“Düşmanlarımıza tek borcumuz var; Adalet”
Aliya İzzetbegoviç
Darbe girişimi hakkında yürütülen soruşturmalarda ve genel olarak OHAL sürecinde gözlemlenen hak ihlallerine ve özellikle Gökhan Açıkkollu isimli öğretmenin gözaltında hayatını kaybetmesine dair MAZLUMDER İstanbul Şubesi aşağıdaki açıklamayı yapmıştır.
15 Temmuz 2016 gecesi TSK içerisinde Paralel Devlet Yapılmasına hizmet eden cunta, seçilmiş hükümeti devirmek ve ülke yönetimine el koymak amacıyla, çok sayıda insanımızın şehit olduğu ve yaralandığı kanlı bir darbe girişiminde bulunmuş, halkın destansı direnişiyle bu darbe girişimi geri püskürtülmüştü.
En kanlı darbe girişimi olarak tarihimize geçen olan bu kalkışmanın içinde veya yanında yer alanların, bu girişime herhangi bir şekilde katkısı olanların bir an evvel yargı önüne çıkarılmaları ve hak ettikleri cezayı almaları hayati öneme sahiptir.
Bu çerçevede ikinci önemli nokta örgüte ve suça bulaşmamış kişi ve kurumların çeşitli yanlış anlaşılmalar ya da kötü niyetli yönlendirme ve ihbarlar neticesinde darbeci çete ile aynı çerçeveye konularak mağdur edilmeleri riskidir. Bu noktada gerek derneğimize gerekse kamuoyuna yansımış çok sayıda örnek mevcuttur. PDY ile hiçbir ilişkisi olmayan kişilerin ya da söz konusu yapının legal alandaki banka, sendika, eğitim kurumu gibi kurumlarıyla yasal ve aleni çerçevede ilişki kuranların yani sendikaya hasbelkader üye olanların, bankada sıradan bir hesabı bulunanların ya da ekmek parası için bu yapının kurumlarında çalışan normal işçilerin başka hiçbir kriter aranmaksızın toptan örgüt üyesi gibi değerlendirilerek sonu tutuklamaya varan muamelelere maruz kalmalarının doğru olmadığını düşünüyoruz. Böyle bir tarzın temelde darbeci çeteyle mücadeleye ket vurması da ayrı bir risktir.

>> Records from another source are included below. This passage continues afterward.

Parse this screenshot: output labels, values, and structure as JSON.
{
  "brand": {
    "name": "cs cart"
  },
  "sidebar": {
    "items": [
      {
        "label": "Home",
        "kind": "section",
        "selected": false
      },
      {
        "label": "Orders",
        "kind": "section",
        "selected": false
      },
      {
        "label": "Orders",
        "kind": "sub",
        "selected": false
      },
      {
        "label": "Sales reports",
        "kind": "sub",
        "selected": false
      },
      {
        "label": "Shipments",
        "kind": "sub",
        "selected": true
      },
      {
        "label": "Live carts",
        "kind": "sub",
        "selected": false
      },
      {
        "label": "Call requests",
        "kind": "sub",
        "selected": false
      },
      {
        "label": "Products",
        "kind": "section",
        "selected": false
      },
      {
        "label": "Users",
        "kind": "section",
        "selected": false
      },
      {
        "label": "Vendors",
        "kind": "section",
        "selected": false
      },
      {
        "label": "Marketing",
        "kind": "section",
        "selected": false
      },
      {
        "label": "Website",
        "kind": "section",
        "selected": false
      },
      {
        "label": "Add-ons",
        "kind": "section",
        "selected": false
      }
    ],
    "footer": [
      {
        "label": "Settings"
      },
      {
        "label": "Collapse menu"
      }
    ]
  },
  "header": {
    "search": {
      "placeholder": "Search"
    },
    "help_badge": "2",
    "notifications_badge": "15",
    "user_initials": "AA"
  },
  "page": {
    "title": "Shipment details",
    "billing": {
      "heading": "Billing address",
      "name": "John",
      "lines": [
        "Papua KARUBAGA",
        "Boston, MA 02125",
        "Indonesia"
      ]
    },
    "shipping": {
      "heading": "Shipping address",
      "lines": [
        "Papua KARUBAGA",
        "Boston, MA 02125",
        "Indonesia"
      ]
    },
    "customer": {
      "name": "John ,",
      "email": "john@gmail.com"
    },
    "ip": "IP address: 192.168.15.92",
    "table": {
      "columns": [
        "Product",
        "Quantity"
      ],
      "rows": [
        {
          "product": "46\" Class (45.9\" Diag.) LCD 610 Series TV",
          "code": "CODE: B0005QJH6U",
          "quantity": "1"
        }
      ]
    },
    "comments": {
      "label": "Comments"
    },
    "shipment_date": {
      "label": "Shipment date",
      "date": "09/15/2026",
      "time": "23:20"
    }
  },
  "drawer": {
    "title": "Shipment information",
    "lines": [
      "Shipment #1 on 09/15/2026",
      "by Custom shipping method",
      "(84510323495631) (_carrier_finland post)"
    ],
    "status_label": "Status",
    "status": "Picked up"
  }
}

Üçüncü olarak darbeye ve darbecilere dönük operasyonlar neticesinde yakalanan, gözaltında alınan ve tutuklananların kimliği ve eyleminden bağımsız olarak adil yargılanma, kendini aklama imkânlarından yararlandırılma, avukat yardımından gerçek anlamda yararlanma, yaşam hakkının korunması, işkence ve kötü muameleye tabi tutulmama, suçların kişiselliği çerçevesinde aile ve çocuklarının lekelenmemesi gibi haklarının korunması ve ihlal edilmemesi de taviz verilemez şekilde hayati öneme sahiptir.
Savaş meydanlarında bile Hak ve Adaletten başka bir arayışımız olamayacağı gerçeği de nazara alınarak yaşanan sürecin sıcaklığı da geçmişken herkes bu konudaki hassasiyetini ve sorumluluğunu kuşanmalıdır. Bu anlamda gündeme gelen her tür iddia hassas bir şekilde araştırılmalı, bu konuda şeffaf olunmalı ve özgüven içerisinde hareket edilmelidir.
Bu çerçevede, gözaltına tutulduğu 13’üncü gün fenalaştığı için hastaneye kaldırılan ve hastanede yaşamını yitiren tarih öğretmeni Gökhan Açıkkollu konusunda özellikle yetkili kurumların adil ve şeffaf bir soruşturma ile kamuyu aydınlatması gerekmektedir. Yaşanan ölümün şüpheli bir ölüm olduğu gerçeğinden hareketle doğal olmayan bir ölüm söz konusu ise gerekli idari ve adli süreçlerin hiçbir zafiyet gösterilmeden yürütülmesi ihmal edilemez bir sorumluluktur.
MAZLUMDER olarak, temel hak ve hürriyetlerin hiçbir ayrım yapılmaksızın ve hiçbir mazerete sığınılmaksızın korunmasının hepimiz üzerinde önemli ve vazgeçilemez bir sorumluluk olduğunu hatırlatır, darbeyle ve darbecilerle gerçek mücadelenin ancak Hak ve Adalet meşruiyetine dayanan hukuk çerçevesinde olabileceğini ifade ederiz.